Bug #33604 duplicate key entry error for value that ends with 0x20
Submitted: 31 Dec 2007 22:26 Modified: 2 Jan 2008 20:54
Reporter: cary sweet Email Updates:
Status: Not a Bug Impact on me:
None 
Category:MySQL Server: InnoDB storage engine Severity:S2 (Serious)
Version:5.0.45 OS:Windows (vista)
Assigned to: Heikki Tuuri CPU Architecture:Any

[31 Dec 2007 22:26] cary sweet
Description:
This may be similar to Bug#30282
I have a table with a unique index on a varchar column
During a migration of a database to MySql I get the failure that it will not copy the value "Gifts " when "Gifts" is already in the table. (Duplicate entry 'Gifts ' for key 1).  The error message states that MySql is not truncating the space before insertion and therefore should be unique.

The only workaround for this is to remove the index from the database and force the software to do all the validation.  I think that this should be a critical bug, since I cannot bring the database into production without software changes, but a workaround external to MySql does exist.

How to repeat:
create table name (value varchar(100));
create unique index unq_name_01 on name (value);
insert into name values ('Gifts'),('Gifts ');

results in Duplicate entry 'Gifts ' for key 1
[2 Jan 2008 13:01] Heikki Tuuri
This is the ANSI SQL behavior.
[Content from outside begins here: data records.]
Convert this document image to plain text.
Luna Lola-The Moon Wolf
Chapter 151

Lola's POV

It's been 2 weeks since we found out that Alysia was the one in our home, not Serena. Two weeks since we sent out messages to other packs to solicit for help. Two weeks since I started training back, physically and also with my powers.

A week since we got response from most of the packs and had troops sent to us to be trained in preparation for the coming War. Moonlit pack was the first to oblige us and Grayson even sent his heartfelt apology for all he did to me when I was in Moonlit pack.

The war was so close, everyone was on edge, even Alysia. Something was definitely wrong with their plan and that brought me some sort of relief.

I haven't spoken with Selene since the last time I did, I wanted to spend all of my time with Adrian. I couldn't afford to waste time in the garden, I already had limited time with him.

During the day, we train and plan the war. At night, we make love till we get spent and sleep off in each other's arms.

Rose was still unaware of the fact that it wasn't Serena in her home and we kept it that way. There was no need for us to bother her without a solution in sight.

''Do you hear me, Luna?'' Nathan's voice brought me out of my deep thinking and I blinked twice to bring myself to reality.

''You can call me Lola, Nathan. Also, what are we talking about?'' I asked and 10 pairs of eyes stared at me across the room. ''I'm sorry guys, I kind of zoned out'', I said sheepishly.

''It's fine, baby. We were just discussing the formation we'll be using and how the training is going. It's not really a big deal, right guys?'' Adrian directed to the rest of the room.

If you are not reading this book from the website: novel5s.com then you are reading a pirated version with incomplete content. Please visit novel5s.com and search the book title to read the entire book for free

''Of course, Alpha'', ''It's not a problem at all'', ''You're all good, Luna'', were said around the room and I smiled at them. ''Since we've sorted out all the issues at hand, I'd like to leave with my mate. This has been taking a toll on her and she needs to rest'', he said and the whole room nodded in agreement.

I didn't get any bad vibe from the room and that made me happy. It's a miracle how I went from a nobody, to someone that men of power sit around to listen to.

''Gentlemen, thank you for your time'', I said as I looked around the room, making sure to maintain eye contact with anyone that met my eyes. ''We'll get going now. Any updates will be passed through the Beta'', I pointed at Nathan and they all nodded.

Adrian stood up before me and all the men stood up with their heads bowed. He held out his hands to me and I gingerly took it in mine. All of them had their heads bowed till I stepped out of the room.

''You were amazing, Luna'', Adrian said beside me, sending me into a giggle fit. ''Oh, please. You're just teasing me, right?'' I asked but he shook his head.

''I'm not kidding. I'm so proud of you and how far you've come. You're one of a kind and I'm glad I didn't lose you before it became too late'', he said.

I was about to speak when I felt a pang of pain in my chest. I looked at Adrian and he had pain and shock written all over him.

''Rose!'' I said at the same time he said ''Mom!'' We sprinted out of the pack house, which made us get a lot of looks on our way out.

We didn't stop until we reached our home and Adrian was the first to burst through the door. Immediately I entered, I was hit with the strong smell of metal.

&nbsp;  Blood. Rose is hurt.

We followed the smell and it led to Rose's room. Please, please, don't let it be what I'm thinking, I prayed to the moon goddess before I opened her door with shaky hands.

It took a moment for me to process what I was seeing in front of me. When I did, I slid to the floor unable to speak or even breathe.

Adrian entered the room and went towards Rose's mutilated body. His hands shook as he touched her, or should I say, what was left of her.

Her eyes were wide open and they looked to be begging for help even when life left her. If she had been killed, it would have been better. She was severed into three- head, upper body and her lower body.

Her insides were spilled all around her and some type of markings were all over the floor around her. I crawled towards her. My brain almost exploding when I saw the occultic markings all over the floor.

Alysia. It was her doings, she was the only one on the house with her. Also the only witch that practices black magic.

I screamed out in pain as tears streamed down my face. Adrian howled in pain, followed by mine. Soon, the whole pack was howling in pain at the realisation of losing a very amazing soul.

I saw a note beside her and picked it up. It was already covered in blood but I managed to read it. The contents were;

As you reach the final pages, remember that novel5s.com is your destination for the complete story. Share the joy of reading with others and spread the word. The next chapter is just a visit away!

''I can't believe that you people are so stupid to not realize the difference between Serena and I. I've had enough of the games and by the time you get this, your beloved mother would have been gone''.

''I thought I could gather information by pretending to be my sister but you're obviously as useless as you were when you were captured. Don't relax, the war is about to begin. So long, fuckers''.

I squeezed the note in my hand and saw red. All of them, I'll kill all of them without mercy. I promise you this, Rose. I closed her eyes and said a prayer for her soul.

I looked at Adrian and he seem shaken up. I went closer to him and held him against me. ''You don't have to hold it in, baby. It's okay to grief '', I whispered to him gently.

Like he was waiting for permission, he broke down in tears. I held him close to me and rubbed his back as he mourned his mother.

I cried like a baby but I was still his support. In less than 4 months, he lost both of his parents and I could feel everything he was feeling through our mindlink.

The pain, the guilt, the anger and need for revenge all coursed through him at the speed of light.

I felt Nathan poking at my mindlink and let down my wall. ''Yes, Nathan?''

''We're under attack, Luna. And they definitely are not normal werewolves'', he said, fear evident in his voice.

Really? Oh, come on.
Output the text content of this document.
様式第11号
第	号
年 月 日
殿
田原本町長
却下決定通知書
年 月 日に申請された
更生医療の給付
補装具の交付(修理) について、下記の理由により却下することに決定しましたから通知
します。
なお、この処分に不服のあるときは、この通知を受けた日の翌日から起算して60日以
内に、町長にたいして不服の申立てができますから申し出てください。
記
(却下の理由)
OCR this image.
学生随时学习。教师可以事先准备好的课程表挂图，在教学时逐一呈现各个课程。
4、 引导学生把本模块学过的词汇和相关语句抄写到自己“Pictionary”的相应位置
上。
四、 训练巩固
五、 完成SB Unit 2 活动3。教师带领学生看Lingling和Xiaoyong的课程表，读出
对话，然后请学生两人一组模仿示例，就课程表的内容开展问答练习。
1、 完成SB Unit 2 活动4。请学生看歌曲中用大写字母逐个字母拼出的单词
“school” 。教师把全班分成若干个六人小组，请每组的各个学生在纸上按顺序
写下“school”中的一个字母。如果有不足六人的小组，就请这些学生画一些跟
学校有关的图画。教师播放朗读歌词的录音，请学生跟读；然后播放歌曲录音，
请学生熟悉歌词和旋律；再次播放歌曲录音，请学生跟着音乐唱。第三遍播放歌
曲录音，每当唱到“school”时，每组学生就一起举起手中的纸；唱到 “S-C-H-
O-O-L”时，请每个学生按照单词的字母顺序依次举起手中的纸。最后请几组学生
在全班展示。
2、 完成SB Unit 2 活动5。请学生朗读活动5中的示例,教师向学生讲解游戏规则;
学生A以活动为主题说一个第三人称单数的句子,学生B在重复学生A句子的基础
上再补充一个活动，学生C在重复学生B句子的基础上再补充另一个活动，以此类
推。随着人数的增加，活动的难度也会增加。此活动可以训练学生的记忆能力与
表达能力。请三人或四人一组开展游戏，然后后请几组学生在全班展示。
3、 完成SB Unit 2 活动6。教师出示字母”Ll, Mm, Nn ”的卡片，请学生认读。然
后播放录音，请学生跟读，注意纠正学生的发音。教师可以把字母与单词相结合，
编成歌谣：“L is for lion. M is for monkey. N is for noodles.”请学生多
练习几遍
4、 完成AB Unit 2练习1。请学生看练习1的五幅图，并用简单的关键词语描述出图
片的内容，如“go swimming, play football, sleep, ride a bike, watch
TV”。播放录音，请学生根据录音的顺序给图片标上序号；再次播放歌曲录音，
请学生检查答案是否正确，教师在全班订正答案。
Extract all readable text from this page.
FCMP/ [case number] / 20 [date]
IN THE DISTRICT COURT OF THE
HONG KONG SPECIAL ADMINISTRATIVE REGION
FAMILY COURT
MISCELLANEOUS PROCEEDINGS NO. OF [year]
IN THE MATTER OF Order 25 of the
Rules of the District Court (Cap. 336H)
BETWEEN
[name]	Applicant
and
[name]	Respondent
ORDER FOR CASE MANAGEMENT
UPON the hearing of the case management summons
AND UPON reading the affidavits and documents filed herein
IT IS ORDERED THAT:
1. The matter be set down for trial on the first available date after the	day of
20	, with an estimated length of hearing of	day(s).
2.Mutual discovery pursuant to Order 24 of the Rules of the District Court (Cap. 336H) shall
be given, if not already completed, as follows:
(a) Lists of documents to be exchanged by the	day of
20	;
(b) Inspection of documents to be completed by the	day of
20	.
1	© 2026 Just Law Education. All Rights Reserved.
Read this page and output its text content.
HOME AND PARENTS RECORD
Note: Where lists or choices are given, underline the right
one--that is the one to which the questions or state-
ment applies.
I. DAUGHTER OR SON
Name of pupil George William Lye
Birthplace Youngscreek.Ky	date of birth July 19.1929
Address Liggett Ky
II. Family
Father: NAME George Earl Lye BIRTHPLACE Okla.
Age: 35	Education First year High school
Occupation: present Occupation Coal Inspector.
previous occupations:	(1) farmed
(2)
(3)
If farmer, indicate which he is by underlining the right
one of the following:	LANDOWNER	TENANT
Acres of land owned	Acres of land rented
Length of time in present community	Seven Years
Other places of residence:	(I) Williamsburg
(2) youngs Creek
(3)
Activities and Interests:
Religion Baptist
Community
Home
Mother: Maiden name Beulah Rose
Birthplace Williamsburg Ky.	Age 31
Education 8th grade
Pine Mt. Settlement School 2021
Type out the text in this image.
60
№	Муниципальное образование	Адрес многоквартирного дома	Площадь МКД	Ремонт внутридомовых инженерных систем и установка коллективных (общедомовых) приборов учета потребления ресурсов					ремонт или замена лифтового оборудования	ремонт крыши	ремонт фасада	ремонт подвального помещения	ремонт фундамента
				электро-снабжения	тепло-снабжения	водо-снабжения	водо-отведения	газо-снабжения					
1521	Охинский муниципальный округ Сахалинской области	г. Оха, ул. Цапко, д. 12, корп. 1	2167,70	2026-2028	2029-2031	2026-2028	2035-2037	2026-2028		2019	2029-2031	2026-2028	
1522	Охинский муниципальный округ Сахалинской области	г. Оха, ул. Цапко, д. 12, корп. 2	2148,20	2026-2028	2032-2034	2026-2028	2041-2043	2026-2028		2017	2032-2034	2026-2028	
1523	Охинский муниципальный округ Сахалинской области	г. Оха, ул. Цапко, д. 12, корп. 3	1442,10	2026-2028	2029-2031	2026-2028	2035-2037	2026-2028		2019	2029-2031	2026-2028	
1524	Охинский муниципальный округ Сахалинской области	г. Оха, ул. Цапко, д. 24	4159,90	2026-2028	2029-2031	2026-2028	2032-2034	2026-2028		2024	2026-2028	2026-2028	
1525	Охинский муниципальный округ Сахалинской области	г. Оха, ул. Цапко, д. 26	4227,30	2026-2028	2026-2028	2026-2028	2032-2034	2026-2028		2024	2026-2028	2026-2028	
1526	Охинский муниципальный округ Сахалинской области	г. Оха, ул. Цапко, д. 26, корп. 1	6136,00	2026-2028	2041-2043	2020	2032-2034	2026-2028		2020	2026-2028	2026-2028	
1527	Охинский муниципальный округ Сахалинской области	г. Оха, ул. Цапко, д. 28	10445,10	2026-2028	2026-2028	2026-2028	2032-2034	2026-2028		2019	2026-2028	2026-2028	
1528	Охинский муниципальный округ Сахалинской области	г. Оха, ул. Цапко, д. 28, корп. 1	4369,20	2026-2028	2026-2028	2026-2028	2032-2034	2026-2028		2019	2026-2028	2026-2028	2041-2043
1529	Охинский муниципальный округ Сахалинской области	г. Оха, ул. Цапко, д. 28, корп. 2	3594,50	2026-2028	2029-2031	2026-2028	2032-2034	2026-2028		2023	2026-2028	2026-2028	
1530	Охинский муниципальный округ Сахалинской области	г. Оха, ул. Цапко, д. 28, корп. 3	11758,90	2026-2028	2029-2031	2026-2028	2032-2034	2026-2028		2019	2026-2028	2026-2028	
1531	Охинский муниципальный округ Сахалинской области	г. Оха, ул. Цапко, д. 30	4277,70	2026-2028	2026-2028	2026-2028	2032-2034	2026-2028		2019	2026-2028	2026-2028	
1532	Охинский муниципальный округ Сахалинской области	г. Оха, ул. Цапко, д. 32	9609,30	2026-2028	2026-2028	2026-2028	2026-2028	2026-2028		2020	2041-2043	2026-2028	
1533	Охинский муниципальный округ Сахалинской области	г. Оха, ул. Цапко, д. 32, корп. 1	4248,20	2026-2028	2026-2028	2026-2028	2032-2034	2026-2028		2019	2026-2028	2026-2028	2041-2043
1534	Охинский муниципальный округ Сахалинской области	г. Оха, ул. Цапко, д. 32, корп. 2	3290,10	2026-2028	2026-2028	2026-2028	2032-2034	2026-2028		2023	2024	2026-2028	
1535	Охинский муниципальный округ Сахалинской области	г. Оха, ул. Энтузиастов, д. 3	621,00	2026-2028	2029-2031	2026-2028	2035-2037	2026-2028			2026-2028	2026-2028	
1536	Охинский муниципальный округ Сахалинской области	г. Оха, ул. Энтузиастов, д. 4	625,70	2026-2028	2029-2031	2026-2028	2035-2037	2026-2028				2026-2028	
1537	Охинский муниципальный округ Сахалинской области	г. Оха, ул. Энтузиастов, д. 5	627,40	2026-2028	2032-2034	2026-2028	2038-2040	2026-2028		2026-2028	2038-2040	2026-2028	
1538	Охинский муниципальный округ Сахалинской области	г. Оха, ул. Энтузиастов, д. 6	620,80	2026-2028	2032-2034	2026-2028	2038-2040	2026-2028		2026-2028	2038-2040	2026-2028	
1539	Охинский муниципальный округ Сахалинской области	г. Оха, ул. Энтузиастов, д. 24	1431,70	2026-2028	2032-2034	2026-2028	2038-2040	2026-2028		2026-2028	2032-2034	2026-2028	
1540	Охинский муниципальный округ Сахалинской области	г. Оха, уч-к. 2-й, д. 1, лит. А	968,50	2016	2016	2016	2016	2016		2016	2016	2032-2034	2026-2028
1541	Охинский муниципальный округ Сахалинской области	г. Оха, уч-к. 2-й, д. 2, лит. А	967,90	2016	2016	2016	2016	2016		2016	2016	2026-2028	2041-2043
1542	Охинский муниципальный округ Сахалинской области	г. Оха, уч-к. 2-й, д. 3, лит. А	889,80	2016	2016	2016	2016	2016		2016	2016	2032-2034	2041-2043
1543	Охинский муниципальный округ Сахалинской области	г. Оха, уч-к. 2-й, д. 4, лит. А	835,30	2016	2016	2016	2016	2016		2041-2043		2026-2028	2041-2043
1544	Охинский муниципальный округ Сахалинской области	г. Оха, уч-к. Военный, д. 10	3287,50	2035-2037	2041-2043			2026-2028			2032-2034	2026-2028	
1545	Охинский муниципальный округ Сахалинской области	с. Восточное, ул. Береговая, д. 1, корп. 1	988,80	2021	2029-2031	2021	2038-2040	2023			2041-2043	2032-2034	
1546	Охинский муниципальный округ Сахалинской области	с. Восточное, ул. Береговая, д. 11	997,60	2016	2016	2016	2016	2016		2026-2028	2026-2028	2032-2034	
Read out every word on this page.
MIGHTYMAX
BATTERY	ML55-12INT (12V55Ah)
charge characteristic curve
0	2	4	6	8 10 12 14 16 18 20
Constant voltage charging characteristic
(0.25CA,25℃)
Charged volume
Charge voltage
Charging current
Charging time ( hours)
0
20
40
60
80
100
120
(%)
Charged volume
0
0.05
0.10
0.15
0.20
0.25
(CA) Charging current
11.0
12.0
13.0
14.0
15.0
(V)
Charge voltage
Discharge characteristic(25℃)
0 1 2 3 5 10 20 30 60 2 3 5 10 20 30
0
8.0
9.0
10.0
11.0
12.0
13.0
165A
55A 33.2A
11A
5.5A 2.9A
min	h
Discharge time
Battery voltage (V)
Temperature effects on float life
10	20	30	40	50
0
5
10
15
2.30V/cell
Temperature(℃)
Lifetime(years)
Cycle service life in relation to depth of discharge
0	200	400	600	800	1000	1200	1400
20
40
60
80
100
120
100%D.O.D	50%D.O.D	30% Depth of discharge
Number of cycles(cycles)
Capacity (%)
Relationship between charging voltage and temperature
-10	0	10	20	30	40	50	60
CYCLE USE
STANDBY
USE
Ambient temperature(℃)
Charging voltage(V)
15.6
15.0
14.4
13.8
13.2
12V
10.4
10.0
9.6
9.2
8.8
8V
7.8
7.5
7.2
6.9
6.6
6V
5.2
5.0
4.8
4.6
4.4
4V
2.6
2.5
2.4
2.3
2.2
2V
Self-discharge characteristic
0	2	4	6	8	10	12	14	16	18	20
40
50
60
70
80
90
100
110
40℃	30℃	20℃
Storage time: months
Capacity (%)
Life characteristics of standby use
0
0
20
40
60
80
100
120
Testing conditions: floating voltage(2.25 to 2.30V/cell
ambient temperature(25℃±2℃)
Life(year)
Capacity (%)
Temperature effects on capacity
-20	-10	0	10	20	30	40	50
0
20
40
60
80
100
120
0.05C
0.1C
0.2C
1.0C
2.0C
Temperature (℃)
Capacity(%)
Strings are compared with space-padding at the end.

You can use the VARBINARY type if you want the comparison to be not padded.
[2 Jan 2008 20:54] cary sweet
What you are telling me is that Oracle and SQL Server are both not ANSI SQL compliant when comparing strings?  Both of these databases allow for 'Gifts ' and 'Gifts' to be unique.  Also does VARBINARY support character sets and String comparisons within the sql query?
[2 Jan 2008 22:27] Sergei Golubchik
Comparison rules are defined by the collation. The standard only says
"
  The comparison of two character string expressions depends on the collation
  used for the comparison (see Subclause 9.13, "Collation determination").
  When values of unequal length are compared, if the collation for the
  comparison has the NO PAD characteristic and the shorter value is equal to
  some prefix of the longer value, then the shorter value is considered less
  than the longer value. If the collation for the comparison has the PAD SPACE
  characteristic, for the purposes of the comparison, the shorter value is
  effectively extended to the length of the longer by concatenation of
  <space>s on the right.
"

And according to the MySQL manual (the section about CHAR and VARCHAR http://dev.mysql.com/doc/refman/5.0/en/char.html)
"
  All MySQL collations are of type PAD SPACE. 
"
It means 'Gifts' = 'Gifts'
[3 Jan 2008 14:20] Heikki Tuuri
In VARCHAR2, Oracle uses a non-padded comparison:

http://download-uk.oracle.com/docs/cd/B14117_01/server.101/b10759/sql_elements002.htm

In CHAR, it uses space-padded.